🤖 AI Summary
This work addresses texture artifacts and blurred object boundaries in text-guided 3D Gaussian Splatting editing, caused by multi-view geometric inconsistency and insufficient depth utilization. To tackle these issues, we propose two core innovations: (1) a complementary information mutual learning network that significantly improves cross-view depth estimation accuracy; and (2) a wavelet consensus attention mechanism that aligns latent-space representations across views during diffusion denoising. Our method tightly integrates 3D Gaussian Splatting, depth-conditioned editing, and implicit modeling via diffusion priors, preserving geometric fidelity while enhancing texture plausibility and boundary sharpness. Extensive experiments demonstrate that our approach achieves state-of-the-art performance across key metrics—including rendering quality, multi-view consistency, and editing fidelity—outperforming existing methods comprehensively.
📝 Abstract
We present a novel framework for enhancing the visual fidelity and consistency of text-guided 3D Gaussian Splatting (3DGS) editing.
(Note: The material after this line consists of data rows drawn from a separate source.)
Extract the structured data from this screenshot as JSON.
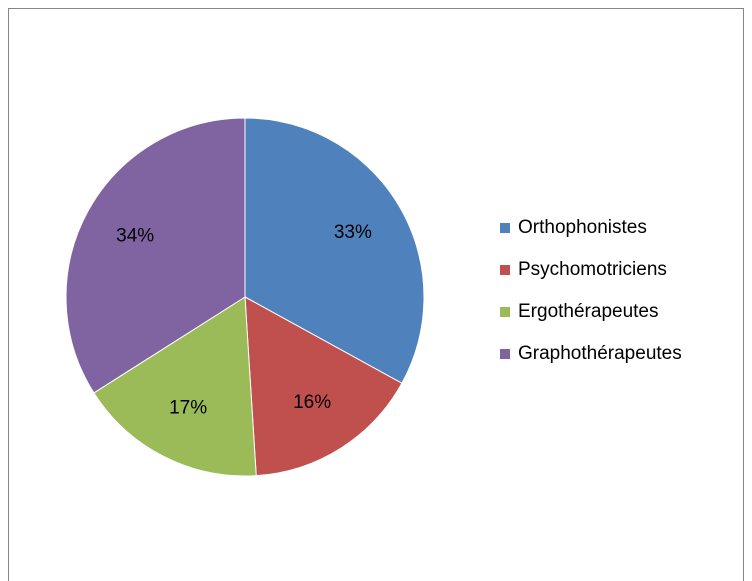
{
  "chart_data": {
    "type": "pie",
    "categories": [
      "Orthophonistes",
      "Psychomotriciens",
      "Ergothérapeutes",
      "Graphothérapeutes"
    ],
    "values": [
      33,
      16,
      17,
      34
    ],
    "value_labels": [
      "33%",
      "16%",
      "17%",
      "34%"
    ],
    "colors": [
      "#4f81bd",
      "#c0504d",
      "#9bbb59",
      "#8064a2"
    ],
    "legend": "right"
  }
}
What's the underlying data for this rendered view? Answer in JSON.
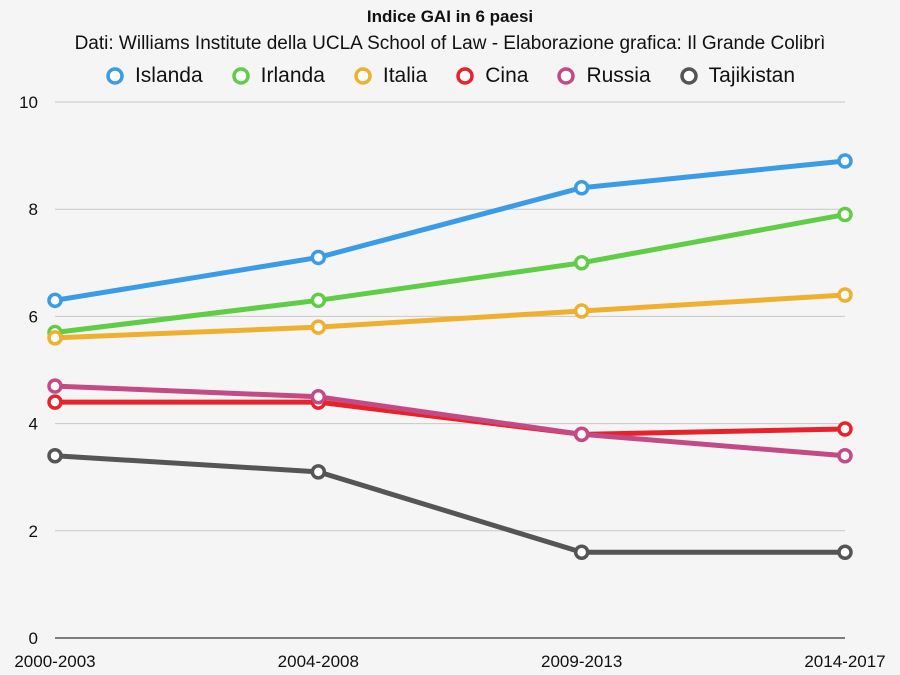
{
  "chart_data": {
    "type": "line",
    "title": "Indice GAI in 6 paesi",
    "subtitle": "Dati: Williams Institute della UCLA School of Law - Elaborazione grafica: Il Grande Colibrì",
    "xlabel": "",
    "ylabel": "",
    "categories": [
      "2000-2003",
      "2004-2008",
      "2009-2013",
      "2014-2017"
    ],
    "ylim": [
      0,
      10
    ],
    "yticks": [
      "0",
      "2",
      "4",
      "6",
      "8",
      "10"
    ],
    "grid": true,
    "legend_position": "top",
    "series": [
      {
        "name": "Islanda",
        "color": "#3a9be6",
        "values": [
          6.3,
          7.1,
          8.4,
          8.9
        ]
      },
      {
        "name": "Irlanda",
        "color": "#5fcd45",
        "values": [
          5.7,
          6.3,
          7.0,
          7.9
        ]
      },
      {
        "name": "Italia",
        "color": "#efb02f",
        "values": [
          5.6,
          5.8,
          6.1,
          6.4
        ]
      },
      {
        "name": "Cina",
        "color": "#e8222a",
        "values": [
          4.4,
          4.4,
          3.8,
          3.9
        ]
      },
      {
        "name": "Russia",
        "color": "#c44a86",
        "values": [
          4.7,
          4.5,
          3.8,
          3.4
        ]
      },
      {
        "name": "Tajikistan",
        "color": "#555555",
        "values": [
          3.4,
          3.1,
          1.6,
          1.6
        ]
      }
    ]
  }
}
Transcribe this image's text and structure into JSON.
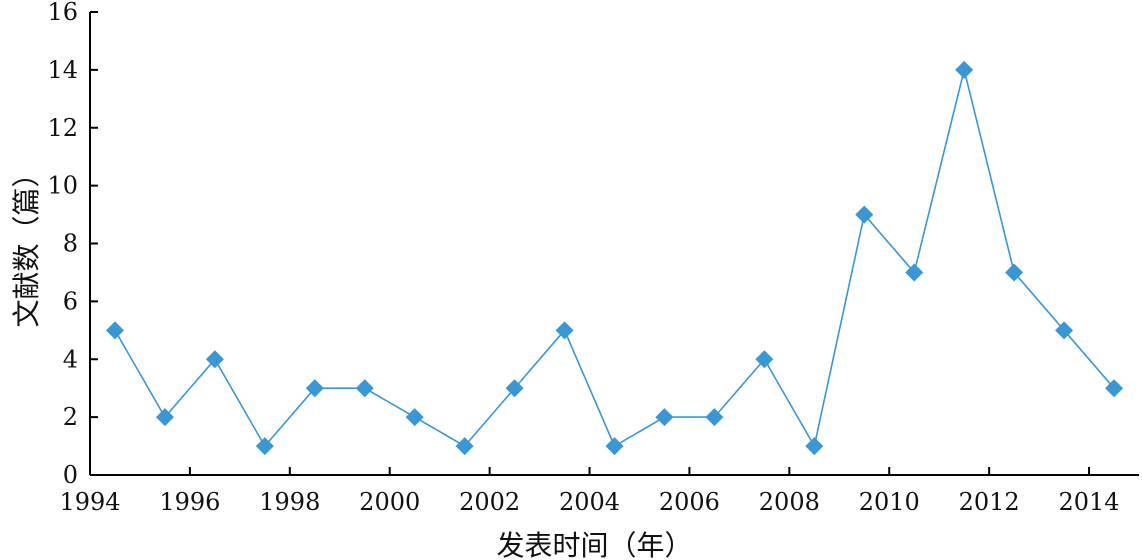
{
  "chart_data": {
    "type": "line",
    "xlabel": "发表时间（年）",
    "ylabel": "文献数（篇）",
    "xlim": [
      1994,
      2015
    ],
    "ylim": [
      0,
      16
    ],
    "x_ticks": [
      "1994",
      "1996",
      "1998",
      "2000",
      "2002",
      "2004",
      "2006",
      "2008",
      "2010",
      "2012",
      "2014"
    ],
    "y_ticks": [
      "0",
      "2",
      "4",
      "6",
      "8",
      "10",
      "12",
      "14",
      "16"
    ],
    "grid": false,
    "marker": "diamond",
    "color": "#3a97d4",
    "series": [
      {
        "x": [
          1994.5,
          1995.5,
          1996.5,
          1997.5,
          1998.5,
          1999.5,
          2000.5,
          2001.5,
          2002.5,
          2003.5,
          2004.5,
          2005.5,
          2006.5,
          2007.5,
          2008.5,
          2009.5,
          2010.5,
          2011.5,
          2012.5,
          2013.5,
          2014.5
        ],
        "values": [
          5,
          2,
          4,
          1,
          3,
          3,
          2,
          1,
          3,
          5,
          1,
          2,
          2,
          4,
          1,
          9,
          7,
          14,
          7,
          5,
          3
        ]
      }
    ]
  }
}
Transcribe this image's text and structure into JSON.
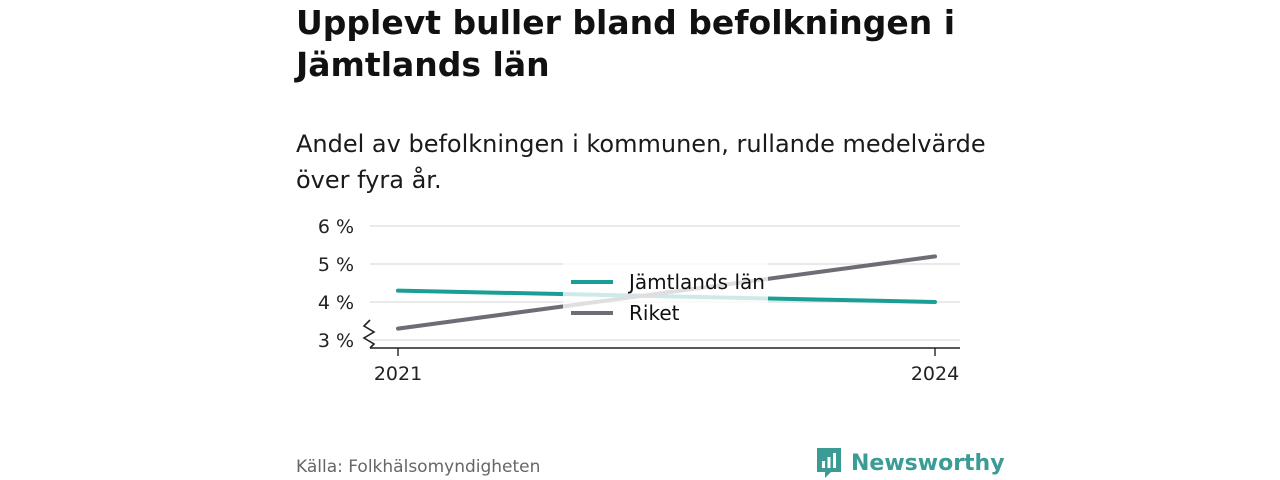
{
  "title": "Upplevt buller bland befolkningen i Jämtlands län",
  "subtitle": "Andel av befolkningen i kommunen, rullande medelvärde över fyra år.",
  "source": "Källa: Folkhälsomyndigheten",
  "brand": {
    "name": "Newsworthy",
    "icon": "newsworthy-logo-icon",
    "color": "#3a9c94"
  },
  "chart_data": {
    "type": "line",
    "x": [
      "2021",
      "2024"
    ],
    "yticks": [
      "3 %",
      "4 %",
      "5 %",
      "6 %"
    ],
    "ylim": [
      3,
      6
    ],
    "axis_break": true,
    "grid": true,
    "legend_position": "center",
    "series": [
      {
        "name": "Jämtlands län",
        "color": "#1a9e96",
        "values": [
          4.3,
          4.0
        ]
      },
      {
        "name": "Riket",
        "color": "#6e6d75",
        "values": [
          3.3,
          5.2
        ]
      }
    ]
  }
}
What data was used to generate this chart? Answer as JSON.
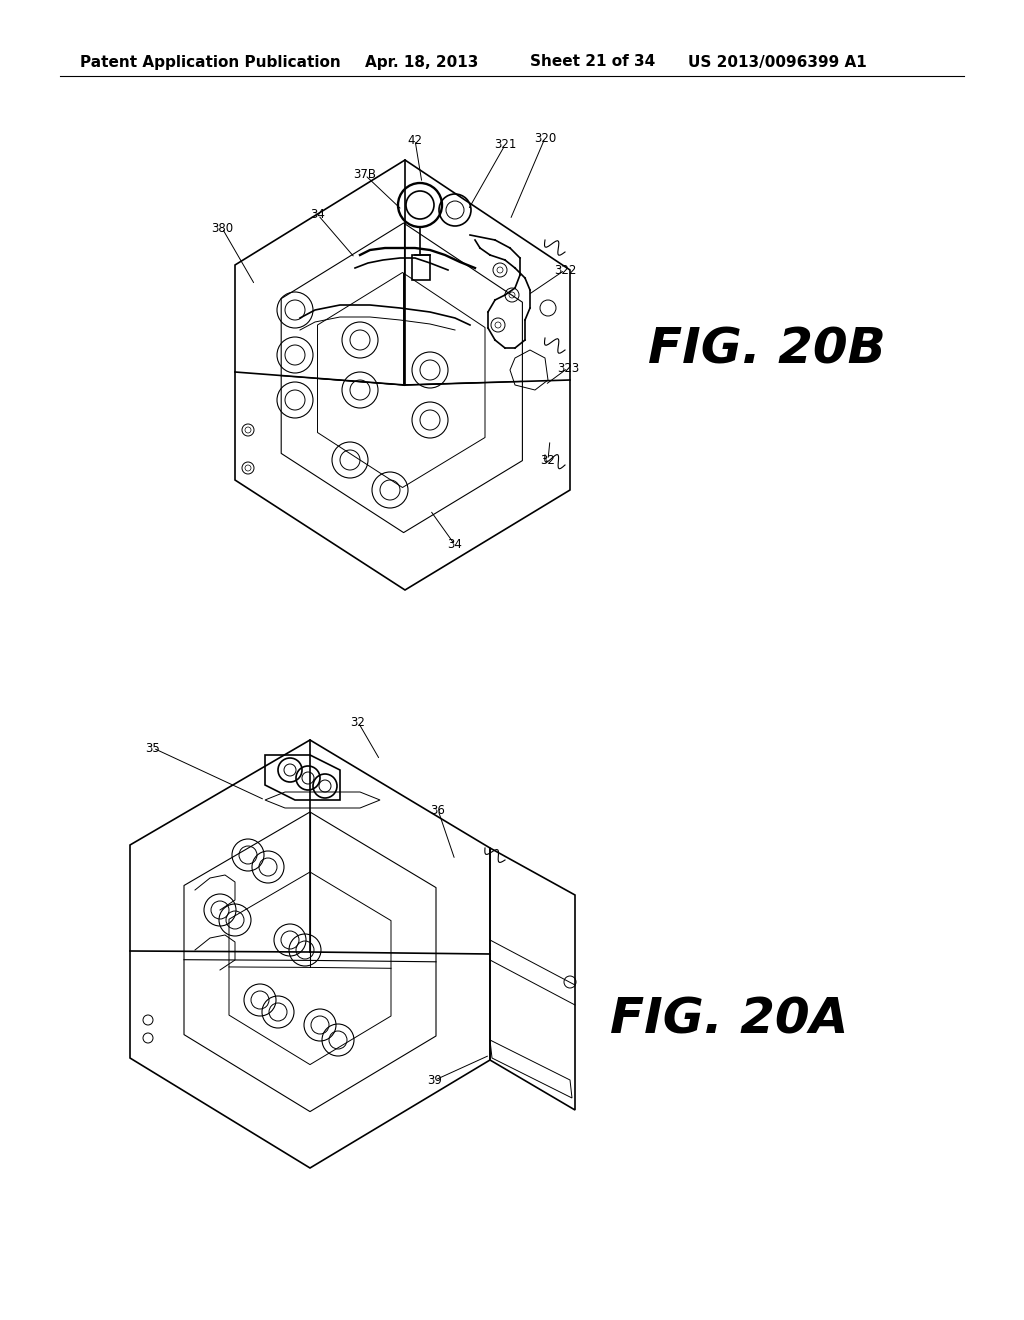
{
  "page_background": "#ffffff",
  "header_text": "Patent Application Publication",
  "header_date": "Apr. 18, 2013",
  "header_sheet": "Sheet 21 of 34",
  "header_patent": "US 2013/0096399 A1",
  "line_color": "#000000",
  "text_color": "#000000",
  "label_fontsize": 8.5,
  "figlabel_fontsize": 36,
  "header_fontsize": 11
}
Existing editing approaches face two critical challenges: inconsistent geometric reconstructions across multiple viewpoints, particularly in challenging camera positions, and ineffective utilization of depth information during image manipulation, resulting in over-texture artifacts and degraded object boundaries. To address these limitations, we introduce: 1) A complementary information mutual learning network that enhances depth map estimation from 3DGS, enabling precise depth-conditioned 3D editing while preserving geometric structures. 2) A wavelet consensus attention mechanism that effectively aligns latent codes during the diffusion denoising process, ensuring multi-view consistency in the edited results. Through extensive experimentation, our method demonstrates superior performance in rendering quality and view consistency compared to state-of-the-art approaches. The results validate our framework as an effective solution for text-guided editing of 3D scenes.